Im Gegenzug kündigt Habeck nun unverblümt die sogenannten Eckwerte auf, die den Rahmen für den Entwurf des Bundeshaushalts abstecken. Damit stellt er aber das komplizierte Verfahren infrage, das seit der Aufstellung des Etats 2012 die Rolle des Finanzministeriums als Kassenwart stärkt: Das Finanzministerium macht den Aufschlag für die Haushalts-Gespräche für die Fachressorts - unter der Vorgabe, dass der Gesamtetat die Schuldenbremse einhält.

Lindner gab die Leitlinie in einem Schreiben Anfang Januar vor: Es gelte die "Notwendigkeit, die fiskalische Expansion zurückzufahren". Sein Haushalts-Staatssekretär Werner Gatzer zog Mitte Januar die Ausgabengrenze für 2024 auf Grundlage des geltenden Finanzplans bis 2026 bei 423,7 Milliarden Euro.

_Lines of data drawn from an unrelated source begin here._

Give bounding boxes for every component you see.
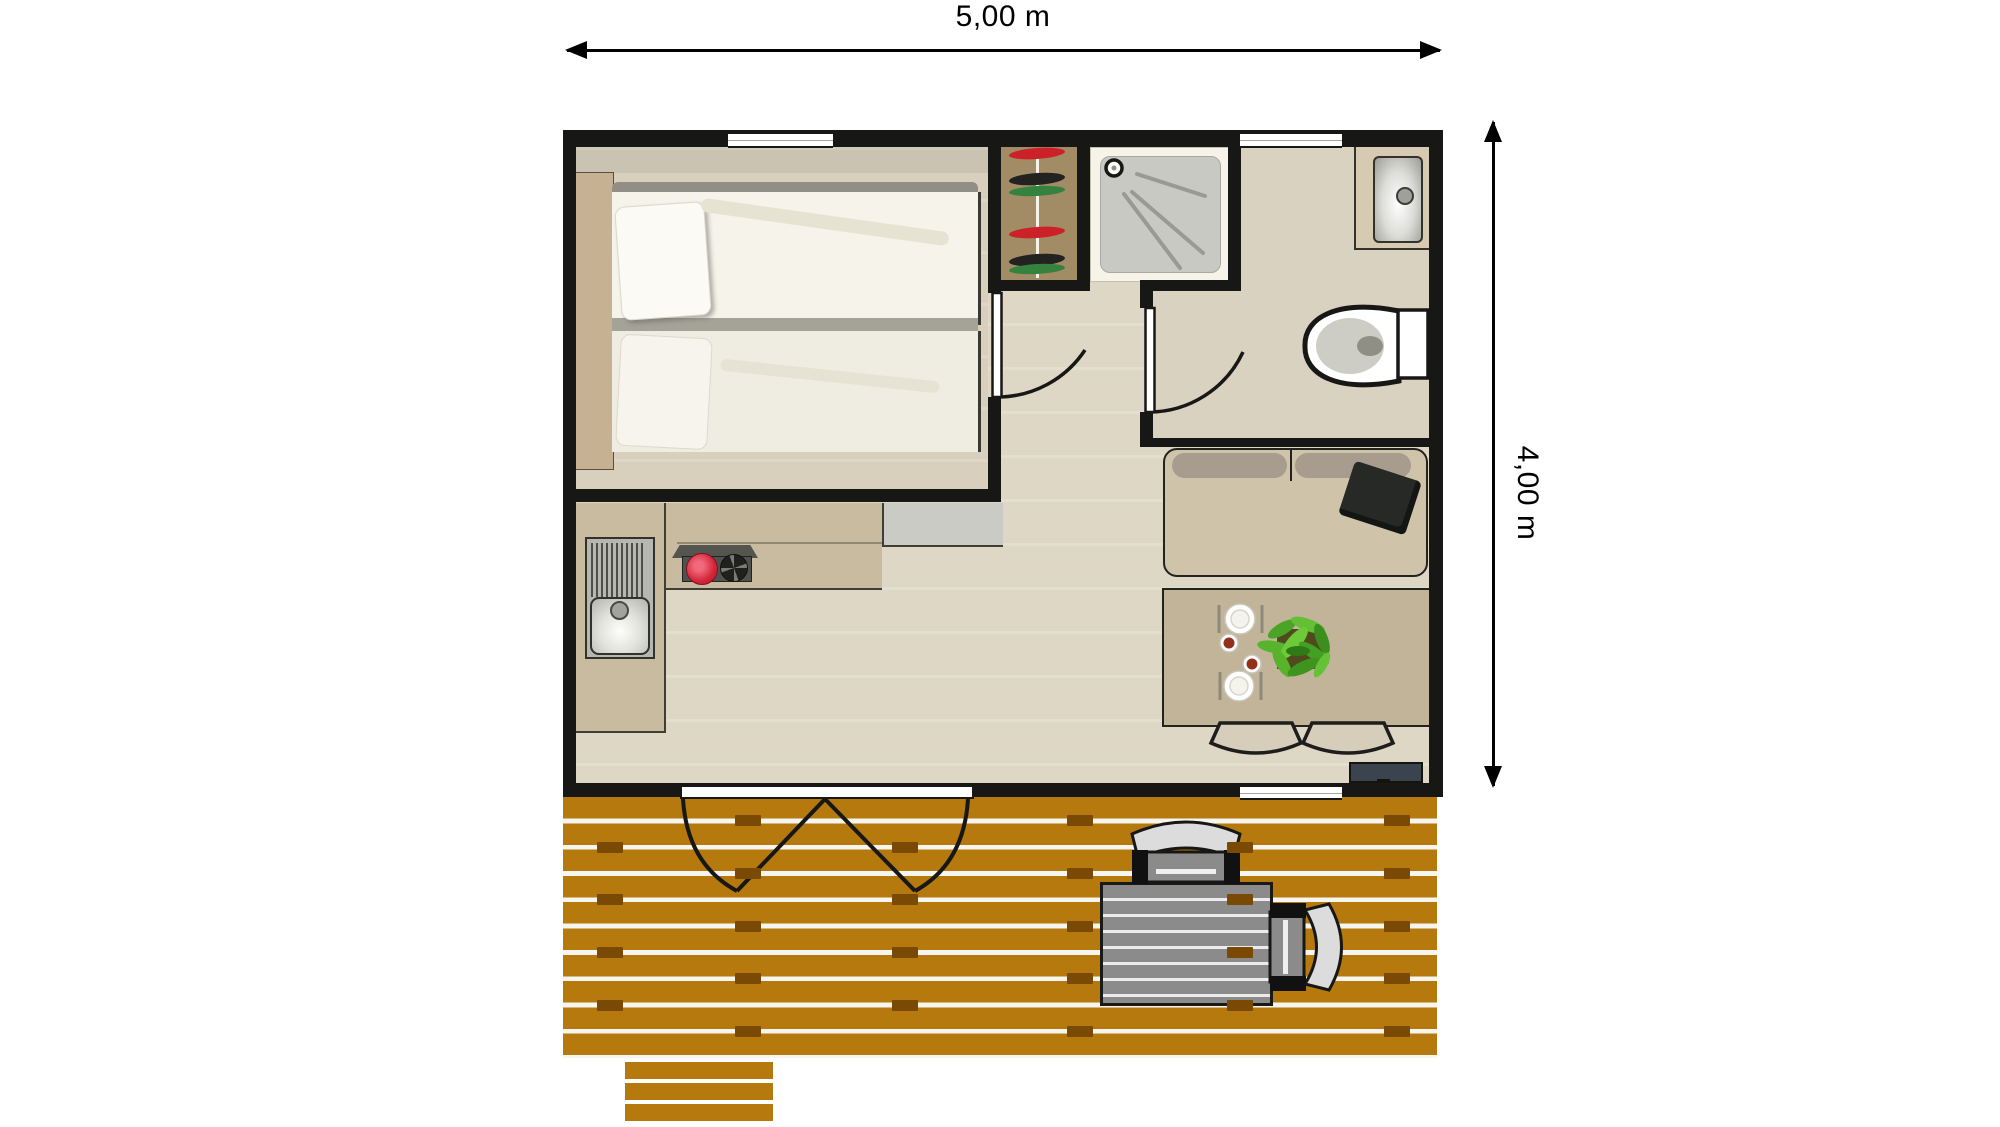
arrow-down-icon xyxy=(1484,766,1502,788)
floor-plan-scene: 5,00 m 4,00 m xyxy=(0,0,2000,1127)
deck-plank-joint xyxy=(1384,868,1410,879)
wall-bathroom-bottom xyxy=(1140,438,1432,447)
terrace-deck xyxy=(563,797,1437,1058)
deck-plank-joint xyxy=(735,815,761,826)
window-bathroom xyxy=(1240,132,1342,148)
arrow-left-icon xyxy=(565,41,587,59)
arrow-right-icon xyxy=(1420,41,1442,59)
deck-plank-joint xyxy=(1067,815,1093,826)
deck-plank-joint xyxy=(1384,973,1410,984)
deck-plank-joint xyxy=(1067,868,1093,879)
drainboard xyxy=(591,543,645,597)
burner-on xyxy=(686,553,718,585)
sofa-divider xyxy=(1290,449,1292,481)
deck-plank-joint xyxy=(1384,815,1410,826)
arrow-up-icon xyxy=(1484,120,1502,142)
wall-shower-bath-divider xyxy=(1228,147,1241,291)
deck-plank-joint xyxy=(1384,921,1410,932)
window-living xyxy=(1240,785,1342,800)
burner-off xyxy=(720,554,748,582)
deck-plank-joint xyxy=(892,842,918,853)
wall-closet-bottom xyxy=(988,280,1090,291)
terrace-step xyxy=(625,1083,773,1100)
deck-plank-joint xyxy=(1067,973,1093,984)
window-bedroom xyxy=(728,132,833,148)
deck-plank-joint xyxy=(1227,894,1253,905)
wall-closet-shower-divider xyxy=(1077,147,1090,280)
height-dimension-line xyxy=(1492,122,1495,786)
deck-plank-joint xyxy=(1227,842,1253,853)
deck-plank-joint xyxy=(597,947,623,958)
wall-bathroom-left-upper xyxy=(1140,280,1153,308)
wall-shower-bottom xyxy=(1140,280,1241,291)
sofa-cushion xyxy=(1172,453,1287,478)
plant-pot xyxy=(1277,629,1323,669)
appliance-block xyxy=(882,503,1003,547)
shower-tray xyxy=(1100,156,1221,273)
deck-plank-joint xyxy=(735,921,761,932)
deck-plank-joint xyxy=(1384,1026,1410,1037)
deck-plank-joint xyxy=(892,947,918,958)
kitchen-counter-edge xyxy=(677,542,882,544)
pillow xyxy=(615,334,713,451)
deck-plank-joint xyxy=(1227,1000,1253,1011)
deck-plank-joint xyxy=(892,894,918,905)
deck-plank-joint xyxy=(597,1000,623,1011)
basin-drain xyxy=(1396,187,1414,205)
pillow xyxy=(614,201,712,321)
wall-bedroom-right-lower xyxy=(988,397,1001,502)
deck-plank-joint xyxy=(597,842,623,853)
deck-plank-joint xyxy=(735,1026,761,1037)
entrance-door-threshold xyxy=(680,785,974,799)
terrace-step xyxy=(625,1062,773,1079)
deck-plank-joint xyxy=(1067,921,1093,932)
wall-bedroom-bottom xyxy=(563,489,1001,502)
deck-plank-joint xyxy=(597,894,623,905)
deck-plank-joint xyxy=(735,973,761,984)
wall-right xyxy=(1429,130,1443,797)
deck-plank-joint xyxy=(735,868,761,879)
deck-plank-joint xyxy=(1067,1026,1093,1037)
width-dimension-line xyxy=(567,49,1440,52)
terrace-step xyxy=(625,1104,773,1121)
height-dimension-label: 4,00 m xyxy=(1510,413,1544,573)
deck-plank-joint xyxy=(892,1000,918,1011)
wall-bedroom-right-upper xyxy=(988,147,1001,293)
deck-plank-joint xyxy=(1227,947,1253,958)
bedroom-wall-shadow xyxy=(576,147,988,173)
sink-drain xyxy=(610,601,629,620)
wall-left xyxy=(563,130,576,797)
width-dimension-label: 5,00 m xyxy=(903,0,1103,34)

Seither ist zwar die Erwartung von Steuermehreinnahmen gestiegen - aber auch die an zusätzliche Belastungen. Das betrifft etwa die Wohngeldreform, das Inflationsausgleichsgesetz oder den erheblichen Anstieg der Zinsausgaben.

Ein Problem der Koalitionäre ist, dass sie im März zwar die Eckwerte für den Haushalt 2024 beschliessen wollen, aber der finanzielle Spielraum oder eben die Sparzwänge erst nach der Steuerschätzung im Mai klarer werden. Möglicherweise gibt es Spielraum, weil der "Doppel-Wumms"-Abwehrschirm gegen die hohen Energiepreise mit 200 Milliarden Euro gar nicht voll ausgeschöpft wird.

Was einige in der Ampel verärgert: Vorhaben wie die von Lindner forcierte Aktienrente liessen sich unter Umgehung der Schuldenbremse finanzieren. Die im Jahr 2023 gezahlten zehn Milliarden Euro für das "Generationenkapital" werden zwar aus Schulden aufgebracht, aber als finanzielle Transaktion nicht auf die Schuldenbremse angerechnet.